You go, paracowboy! I'm loving this thread on troops speaking up: brings back memories of times now long behind me. I agree 100% that smokers/OC's hours/bitch sessions are an ancient and honorable tradition. While I must say that as far as I know, most Canadians soldiers NEVER have a problem speaking up (usually you can't get the buggers to shut up... ), I have gone through a couple of those embarassing and frustrating staring sessions, on the OC's side of the fence. I think there are two major causes:
a) the troops don't know you very well yet, so they are not trusting enough to say much, and anyway they haven't seen you do your business so they don't know if you'll listen and take positive action or just parrot the party line; or
b) more rarely, but much worse: you actually have a serious morale problem-the troops have given up on you, or something is poisoning the group morale. You can sometimes (not always) detect this. If you do, you better get with your CSM quick and figure out what's up.

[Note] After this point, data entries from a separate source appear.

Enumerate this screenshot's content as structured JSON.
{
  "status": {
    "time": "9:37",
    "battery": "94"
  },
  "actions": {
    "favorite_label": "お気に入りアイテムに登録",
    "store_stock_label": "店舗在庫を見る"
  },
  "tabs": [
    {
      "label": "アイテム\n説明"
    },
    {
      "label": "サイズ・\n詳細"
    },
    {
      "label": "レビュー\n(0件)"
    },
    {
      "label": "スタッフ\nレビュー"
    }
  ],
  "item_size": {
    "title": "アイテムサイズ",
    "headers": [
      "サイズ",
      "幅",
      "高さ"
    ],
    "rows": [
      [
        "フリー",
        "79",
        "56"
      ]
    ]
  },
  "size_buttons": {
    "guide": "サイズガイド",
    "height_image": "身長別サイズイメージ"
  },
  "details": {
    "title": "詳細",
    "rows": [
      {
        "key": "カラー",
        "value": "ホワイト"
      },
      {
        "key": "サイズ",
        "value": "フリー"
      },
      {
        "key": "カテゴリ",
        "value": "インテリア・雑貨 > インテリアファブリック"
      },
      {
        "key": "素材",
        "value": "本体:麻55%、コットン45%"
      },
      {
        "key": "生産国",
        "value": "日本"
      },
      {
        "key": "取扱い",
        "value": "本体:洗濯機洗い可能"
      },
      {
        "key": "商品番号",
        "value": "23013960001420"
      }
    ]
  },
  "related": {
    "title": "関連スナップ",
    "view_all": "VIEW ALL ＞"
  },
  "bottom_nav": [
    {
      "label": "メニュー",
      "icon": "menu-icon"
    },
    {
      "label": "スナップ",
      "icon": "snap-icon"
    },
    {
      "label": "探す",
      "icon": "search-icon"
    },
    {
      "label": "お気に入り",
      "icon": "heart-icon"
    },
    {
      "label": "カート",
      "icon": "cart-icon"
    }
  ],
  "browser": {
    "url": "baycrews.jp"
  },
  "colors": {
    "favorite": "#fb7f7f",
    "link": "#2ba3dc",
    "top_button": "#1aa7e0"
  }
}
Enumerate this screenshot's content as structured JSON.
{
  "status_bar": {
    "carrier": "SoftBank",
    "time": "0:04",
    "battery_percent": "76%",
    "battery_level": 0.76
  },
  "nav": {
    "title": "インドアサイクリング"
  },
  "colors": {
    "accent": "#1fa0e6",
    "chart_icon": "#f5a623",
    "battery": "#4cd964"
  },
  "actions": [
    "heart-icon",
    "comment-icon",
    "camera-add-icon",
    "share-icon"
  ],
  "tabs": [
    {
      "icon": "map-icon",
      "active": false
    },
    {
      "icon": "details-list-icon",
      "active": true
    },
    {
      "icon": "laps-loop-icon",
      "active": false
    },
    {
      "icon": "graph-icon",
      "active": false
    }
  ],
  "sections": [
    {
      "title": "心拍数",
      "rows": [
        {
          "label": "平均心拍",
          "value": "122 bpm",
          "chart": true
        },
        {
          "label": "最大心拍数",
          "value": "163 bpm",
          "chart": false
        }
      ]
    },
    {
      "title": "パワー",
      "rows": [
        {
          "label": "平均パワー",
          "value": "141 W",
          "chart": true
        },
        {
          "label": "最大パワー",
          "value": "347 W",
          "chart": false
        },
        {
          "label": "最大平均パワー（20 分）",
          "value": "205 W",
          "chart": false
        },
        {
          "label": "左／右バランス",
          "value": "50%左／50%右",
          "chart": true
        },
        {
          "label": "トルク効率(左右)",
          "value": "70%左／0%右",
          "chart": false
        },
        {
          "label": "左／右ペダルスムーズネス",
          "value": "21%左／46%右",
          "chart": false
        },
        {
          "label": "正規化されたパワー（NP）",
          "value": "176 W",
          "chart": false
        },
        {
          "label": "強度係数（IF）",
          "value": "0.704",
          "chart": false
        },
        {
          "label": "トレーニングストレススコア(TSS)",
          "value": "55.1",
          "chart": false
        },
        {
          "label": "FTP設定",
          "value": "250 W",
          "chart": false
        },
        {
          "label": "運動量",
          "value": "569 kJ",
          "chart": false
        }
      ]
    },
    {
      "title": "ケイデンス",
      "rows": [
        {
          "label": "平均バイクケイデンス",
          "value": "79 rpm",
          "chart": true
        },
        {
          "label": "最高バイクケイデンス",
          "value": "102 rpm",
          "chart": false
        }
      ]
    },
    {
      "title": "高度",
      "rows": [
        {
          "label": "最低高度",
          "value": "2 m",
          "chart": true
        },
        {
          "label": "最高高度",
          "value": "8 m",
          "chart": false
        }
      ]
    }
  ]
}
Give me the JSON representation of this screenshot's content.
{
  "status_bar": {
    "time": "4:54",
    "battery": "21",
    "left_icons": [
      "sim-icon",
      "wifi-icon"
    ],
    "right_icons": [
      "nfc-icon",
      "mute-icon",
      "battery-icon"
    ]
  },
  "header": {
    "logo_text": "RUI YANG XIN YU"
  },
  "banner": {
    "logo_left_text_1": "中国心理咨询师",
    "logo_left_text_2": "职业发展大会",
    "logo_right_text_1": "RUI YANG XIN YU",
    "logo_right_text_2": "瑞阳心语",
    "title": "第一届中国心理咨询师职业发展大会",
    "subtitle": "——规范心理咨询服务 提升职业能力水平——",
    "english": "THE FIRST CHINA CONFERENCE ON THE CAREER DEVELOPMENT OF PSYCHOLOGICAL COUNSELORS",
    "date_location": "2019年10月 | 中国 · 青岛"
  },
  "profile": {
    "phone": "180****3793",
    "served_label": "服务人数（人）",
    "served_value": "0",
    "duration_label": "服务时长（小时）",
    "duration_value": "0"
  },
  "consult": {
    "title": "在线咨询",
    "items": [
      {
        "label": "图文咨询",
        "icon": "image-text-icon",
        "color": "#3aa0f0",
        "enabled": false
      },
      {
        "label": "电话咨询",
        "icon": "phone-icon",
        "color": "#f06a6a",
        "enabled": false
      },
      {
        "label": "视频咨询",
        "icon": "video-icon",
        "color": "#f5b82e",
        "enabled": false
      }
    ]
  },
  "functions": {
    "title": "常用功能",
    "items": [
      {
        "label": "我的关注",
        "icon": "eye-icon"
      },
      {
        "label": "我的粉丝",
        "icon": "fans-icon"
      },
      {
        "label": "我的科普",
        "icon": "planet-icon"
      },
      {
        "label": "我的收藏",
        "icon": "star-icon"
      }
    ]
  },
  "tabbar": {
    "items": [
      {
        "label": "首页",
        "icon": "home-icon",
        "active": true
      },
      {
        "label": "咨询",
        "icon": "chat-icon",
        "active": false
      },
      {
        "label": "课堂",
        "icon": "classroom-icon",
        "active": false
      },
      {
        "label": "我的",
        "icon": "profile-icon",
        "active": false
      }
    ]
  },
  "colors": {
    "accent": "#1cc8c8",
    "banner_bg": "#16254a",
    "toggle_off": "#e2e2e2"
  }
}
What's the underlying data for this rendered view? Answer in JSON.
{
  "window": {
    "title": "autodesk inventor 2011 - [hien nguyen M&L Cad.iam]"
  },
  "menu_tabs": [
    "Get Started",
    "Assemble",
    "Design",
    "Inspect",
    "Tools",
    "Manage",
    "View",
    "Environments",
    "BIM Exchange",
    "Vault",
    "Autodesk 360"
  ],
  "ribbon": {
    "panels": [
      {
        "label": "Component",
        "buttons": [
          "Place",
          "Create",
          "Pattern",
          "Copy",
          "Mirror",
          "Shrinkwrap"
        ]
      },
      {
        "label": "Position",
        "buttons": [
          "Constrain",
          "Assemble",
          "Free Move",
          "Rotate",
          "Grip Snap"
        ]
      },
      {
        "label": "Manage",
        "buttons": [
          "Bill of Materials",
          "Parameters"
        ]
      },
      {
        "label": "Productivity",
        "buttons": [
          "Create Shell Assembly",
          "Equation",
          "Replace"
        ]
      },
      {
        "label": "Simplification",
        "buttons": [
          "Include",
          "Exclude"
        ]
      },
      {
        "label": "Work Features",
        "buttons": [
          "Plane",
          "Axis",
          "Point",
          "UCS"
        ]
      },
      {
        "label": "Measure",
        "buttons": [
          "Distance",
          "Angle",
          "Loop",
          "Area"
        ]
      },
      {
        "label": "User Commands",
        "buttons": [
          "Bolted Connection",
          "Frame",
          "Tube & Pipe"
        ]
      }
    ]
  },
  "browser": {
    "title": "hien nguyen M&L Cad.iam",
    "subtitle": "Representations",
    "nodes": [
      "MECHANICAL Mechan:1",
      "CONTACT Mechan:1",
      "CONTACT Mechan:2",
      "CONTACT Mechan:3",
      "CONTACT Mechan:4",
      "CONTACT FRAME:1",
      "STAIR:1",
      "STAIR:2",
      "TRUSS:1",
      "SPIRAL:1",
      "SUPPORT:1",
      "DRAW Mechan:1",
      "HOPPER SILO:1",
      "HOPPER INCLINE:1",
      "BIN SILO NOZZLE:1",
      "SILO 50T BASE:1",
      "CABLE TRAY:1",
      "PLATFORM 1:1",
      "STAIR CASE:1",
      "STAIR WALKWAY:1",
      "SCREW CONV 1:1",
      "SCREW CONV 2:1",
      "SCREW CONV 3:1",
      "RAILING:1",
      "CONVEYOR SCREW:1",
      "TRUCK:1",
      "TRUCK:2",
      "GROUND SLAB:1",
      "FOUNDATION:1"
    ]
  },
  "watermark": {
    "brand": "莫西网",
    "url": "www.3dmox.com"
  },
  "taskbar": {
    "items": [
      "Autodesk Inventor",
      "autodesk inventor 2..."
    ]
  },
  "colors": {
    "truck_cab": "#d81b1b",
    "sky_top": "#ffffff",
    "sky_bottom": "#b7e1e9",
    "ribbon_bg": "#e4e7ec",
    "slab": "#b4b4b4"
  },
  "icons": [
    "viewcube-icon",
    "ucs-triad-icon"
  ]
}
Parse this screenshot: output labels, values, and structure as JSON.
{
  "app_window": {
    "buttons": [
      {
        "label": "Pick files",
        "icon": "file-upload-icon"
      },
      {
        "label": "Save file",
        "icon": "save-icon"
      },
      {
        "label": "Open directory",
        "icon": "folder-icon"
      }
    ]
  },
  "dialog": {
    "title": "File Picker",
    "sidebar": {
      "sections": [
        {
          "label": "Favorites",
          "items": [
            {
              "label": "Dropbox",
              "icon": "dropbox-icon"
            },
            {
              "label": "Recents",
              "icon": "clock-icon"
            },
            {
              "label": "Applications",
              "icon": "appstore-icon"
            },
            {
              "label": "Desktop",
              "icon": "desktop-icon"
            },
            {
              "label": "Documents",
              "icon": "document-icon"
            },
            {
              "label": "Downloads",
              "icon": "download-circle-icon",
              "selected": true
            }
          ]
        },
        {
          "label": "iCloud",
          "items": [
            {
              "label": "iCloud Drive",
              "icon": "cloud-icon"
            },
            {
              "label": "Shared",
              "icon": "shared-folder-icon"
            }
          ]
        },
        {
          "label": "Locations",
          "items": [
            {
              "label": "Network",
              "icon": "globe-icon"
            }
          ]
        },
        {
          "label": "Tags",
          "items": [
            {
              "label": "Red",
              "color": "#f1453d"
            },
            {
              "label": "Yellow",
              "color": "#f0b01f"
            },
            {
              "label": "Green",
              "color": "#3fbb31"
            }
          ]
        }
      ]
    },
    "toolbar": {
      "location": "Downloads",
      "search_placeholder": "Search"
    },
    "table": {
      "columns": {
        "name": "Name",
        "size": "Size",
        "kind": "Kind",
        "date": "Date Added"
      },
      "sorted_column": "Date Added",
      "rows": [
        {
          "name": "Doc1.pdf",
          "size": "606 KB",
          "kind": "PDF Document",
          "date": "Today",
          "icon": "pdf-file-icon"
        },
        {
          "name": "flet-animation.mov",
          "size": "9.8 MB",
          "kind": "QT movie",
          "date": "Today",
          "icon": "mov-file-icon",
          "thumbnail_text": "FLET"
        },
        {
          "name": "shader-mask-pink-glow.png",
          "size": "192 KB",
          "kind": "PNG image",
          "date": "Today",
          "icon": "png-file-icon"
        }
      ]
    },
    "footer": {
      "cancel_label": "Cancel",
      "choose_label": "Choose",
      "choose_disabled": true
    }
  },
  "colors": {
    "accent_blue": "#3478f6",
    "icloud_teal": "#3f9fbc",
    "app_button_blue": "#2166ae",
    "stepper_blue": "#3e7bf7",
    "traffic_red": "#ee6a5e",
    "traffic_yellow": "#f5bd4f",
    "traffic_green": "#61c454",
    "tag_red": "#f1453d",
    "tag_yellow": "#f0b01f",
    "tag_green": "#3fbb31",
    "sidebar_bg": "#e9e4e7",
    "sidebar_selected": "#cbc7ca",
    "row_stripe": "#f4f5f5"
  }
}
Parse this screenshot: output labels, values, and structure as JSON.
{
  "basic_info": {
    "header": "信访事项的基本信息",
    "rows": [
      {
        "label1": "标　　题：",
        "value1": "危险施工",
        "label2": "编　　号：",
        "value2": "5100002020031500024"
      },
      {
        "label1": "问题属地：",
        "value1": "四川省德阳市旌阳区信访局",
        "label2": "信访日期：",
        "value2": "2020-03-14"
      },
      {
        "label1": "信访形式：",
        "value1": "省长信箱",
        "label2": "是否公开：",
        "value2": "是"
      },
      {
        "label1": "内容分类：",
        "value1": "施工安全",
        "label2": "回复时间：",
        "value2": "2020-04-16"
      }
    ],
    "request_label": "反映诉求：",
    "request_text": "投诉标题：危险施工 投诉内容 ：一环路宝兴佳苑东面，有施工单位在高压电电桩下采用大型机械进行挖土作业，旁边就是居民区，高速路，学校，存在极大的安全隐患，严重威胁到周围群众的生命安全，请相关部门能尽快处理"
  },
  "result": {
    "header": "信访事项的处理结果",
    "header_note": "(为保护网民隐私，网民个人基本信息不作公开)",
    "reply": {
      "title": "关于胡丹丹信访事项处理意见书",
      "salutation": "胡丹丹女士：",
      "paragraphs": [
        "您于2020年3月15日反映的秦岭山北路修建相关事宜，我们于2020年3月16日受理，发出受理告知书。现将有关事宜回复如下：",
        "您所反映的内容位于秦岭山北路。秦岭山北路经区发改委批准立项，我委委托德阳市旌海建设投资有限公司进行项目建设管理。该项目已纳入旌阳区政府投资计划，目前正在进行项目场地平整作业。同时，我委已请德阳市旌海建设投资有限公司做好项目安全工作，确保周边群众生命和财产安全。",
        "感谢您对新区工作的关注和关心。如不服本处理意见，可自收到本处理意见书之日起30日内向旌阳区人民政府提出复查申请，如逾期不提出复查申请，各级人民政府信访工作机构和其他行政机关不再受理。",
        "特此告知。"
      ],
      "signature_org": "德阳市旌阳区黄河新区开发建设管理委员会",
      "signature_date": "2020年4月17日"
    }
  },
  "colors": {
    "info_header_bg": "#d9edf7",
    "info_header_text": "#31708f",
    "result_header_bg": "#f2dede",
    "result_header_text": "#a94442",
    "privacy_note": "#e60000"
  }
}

Re-opening the lines once they're shut can be difficult.
A good way to avoid this problem is to work hard on building the officer/NCO relationship, based on honesty and respect. The OC has to give the CSM his turf and stay clear of it, and the CSM has to back up the OC and use the NCO net to keep a pulse on feelings in the company. In any unit or subunit, if the CO and RSM, or OC/CSM set the example for a straightforward, no sh*t relationship, I bet you that things will work much better all around, and when you do have OCs hour you may not get alot of gripes. but the ones you get will be genuine because they will believe that you care and you'll do something.